I remember what it was like in the few last months of 1980 and early 1981 just before Reagan took the Presidency. Reagan had campaigned fearcely on cutting back in our inflated government. He was so convincing that everyone in government believed him. I had been hired into government in the fall of 1977 as a Senior Fellow at the National Institutes of Health in Bethesda MD as an employee of the Food & Drug Administration (NIH); then I was converted to a career civil service position in the early spring of 1980. I distinctly recall the dark cloud that hung over the NIH campus – the fear of being RIF’ed was palpable (RIF=Reduction in Force). I myself was not too concerned because I was already considering moving on but being in that depressed environment is sustained in my memory. This came on the heals of Carter demanding that all federal employees must pay to park because gov’t employees should be treated like everyone else – so we all had to purchase an NIH parking permit. It did not matter that there was a large empty field on the campus were everyone could park who could not find a parking place near their building. I thought this Carter mandate was so petty that I refused to get a parking permit and acquired a pile of parking tickets that I never paid. The cost of the bureaucracy to enforce the parking rules was simply not worth it. After Reagan took office in January 1981, no RIFs occurred that I can recall and the government went back to business as usual. Happily I moved on from NIH to Palo Alto California much to the amazement of the government employees around me who could not understand my rejection of a stable job for life (manditory retirement at the age of 70). After I left, I never looked back and later realized that things were even better on the outside. Perhaps the recession of the early 80s had something to do with the lack of government cut-backs. Afterall we had to be ready for the armed invasion of Grenada.

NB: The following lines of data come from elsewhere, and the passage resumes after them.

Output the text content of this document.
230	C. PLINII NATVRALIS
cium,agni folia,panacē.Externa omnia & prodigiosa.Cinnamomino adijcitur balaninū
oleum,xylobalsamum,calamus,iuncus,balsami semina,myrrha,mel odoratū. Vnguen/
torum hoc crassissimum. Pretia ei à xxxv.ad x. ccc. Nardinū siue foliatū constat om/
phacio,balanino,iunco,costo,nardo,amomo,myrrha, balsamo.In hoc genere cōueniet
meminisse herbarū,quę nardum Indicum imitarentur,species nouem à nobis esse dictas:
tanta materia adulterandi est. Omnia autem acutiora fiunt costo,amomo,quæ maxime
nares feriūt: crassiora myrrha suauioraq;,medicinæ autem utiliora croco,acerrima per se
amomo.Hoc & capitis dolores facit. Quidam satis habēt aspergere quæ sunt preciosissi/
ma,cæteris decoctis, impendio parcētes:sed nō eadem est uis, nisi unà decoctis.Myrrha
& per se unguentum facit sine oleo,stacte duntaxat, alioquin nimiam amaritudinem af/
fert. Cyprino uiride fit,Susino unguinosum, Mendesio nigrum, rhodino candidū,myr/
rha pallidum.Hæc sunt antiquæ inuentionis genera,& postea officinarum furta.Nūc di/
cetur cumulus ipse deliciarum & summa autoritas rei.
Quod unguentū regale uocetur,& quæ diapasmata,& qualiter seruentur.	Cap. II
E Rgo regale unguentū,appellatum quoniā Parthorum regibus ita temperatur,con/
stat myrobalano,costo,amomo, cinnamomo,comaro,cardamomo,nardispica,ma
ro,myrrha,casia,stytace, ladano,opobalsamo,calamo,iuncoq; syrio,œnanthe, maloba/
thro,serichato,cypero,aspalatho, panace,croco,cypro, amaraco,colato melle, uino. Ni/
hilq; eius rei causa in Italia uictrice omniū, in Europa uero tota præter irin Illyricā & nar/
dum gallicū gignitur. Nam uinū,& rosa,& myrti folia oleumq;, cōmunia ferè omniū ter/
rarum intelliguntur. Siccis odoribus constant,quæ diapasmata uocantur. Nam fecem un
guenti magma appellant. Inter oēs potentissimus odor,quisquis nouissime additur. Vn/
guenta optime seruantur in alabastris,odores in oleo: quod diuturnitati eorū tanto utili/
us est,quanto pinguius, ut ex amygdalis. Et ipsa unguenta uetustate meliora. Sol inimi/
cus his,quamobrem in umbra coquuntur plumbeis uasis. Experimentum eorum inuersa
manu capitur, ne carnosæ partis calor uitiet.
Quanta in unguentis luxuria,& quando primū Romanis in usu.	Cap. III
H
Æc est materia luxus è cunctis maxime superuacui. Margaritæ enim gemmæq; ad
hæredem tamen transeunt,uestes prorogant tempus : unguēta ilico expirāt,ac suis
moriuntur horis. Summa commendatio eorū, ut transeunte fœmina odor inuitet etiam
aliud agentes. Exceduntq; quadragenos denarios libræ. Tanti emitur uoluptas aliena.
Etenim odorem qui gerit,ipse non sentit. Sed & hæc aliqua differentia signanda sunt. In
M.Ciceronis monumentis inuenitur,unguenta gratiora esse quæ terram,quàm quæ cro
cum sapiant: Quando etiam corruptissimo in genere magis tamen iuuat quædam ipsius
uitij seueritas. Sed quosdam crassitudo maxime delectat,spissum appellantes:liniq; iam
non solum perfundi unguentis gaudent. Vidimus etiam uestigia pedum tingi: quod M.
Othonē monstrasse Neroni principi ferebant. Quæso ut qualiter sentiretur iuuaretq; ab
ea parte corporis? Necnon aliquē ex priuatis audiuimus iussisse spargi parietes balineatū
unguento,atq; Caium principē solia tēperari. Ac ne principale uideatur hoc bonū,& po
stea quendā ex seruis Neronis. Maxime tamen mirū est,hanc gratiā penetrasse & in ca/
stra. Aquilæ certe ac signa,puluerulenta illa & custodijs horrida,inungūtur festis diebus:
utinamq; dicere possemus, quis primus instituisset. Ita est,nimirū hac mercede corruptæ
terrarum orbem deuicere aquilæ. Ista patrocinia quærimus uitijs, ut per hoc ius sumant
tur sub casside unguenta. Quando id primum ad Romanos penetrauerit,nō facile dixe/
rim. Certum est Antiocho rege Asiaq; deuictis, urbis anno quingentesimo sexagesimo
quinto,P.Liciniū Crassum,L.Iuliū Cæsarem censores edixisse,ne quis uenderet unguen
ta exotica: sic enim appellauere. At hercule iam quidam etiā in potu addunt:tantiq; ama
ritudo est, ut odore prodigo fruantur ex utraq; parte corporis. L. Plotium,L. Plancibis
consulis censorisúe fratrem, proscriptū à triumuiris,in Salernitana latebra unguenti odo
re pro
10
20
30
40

Now we have a situation where Obama has extracted us from the second disastrous war in Iraq and the war in Afganistan. Those wars (one unnecessary) cost us billions and led us into the Great Recession that technically began in December 2007 a year and a month before Obama took office. But the stock market began to crash in the final stages of the Presidential campaign. This inspired John McCain to stop campaigning in order to rush back to Washington to save us all from a Depression. It would have been interesting if McCain won the election and then Palin had to take over the job of pulling us out of the Great Recession, Iraq, and Afganistan. 

Doesn’t it make sense to cut back on our military now that we are essentially out of wars? – that is if there are no more Grenada’s on the agenda. It’s a shame that this can’t be done intelligently rather than by across the board cuts. It turns out that our gov’t spending today is the lowest since World War Two if inflation is factored in. Don’t kid yourself if you think the sequester is Obama’s fault. America doesn’t have a deficit problem, it has a healthcare spending problem. As for Social Security, I’ve put into Social Security since January 1964 so I deserve my loan to the feds back.

I believe in the need to maintain our military infrastructure having been to Norfolk several times in the last two years; and there is that nuclear submarine that Mariah’s Zane is running. These ships, and our air force too, need constant maintanance and their crews need constant training so that we can defend ourself if an attack occurs.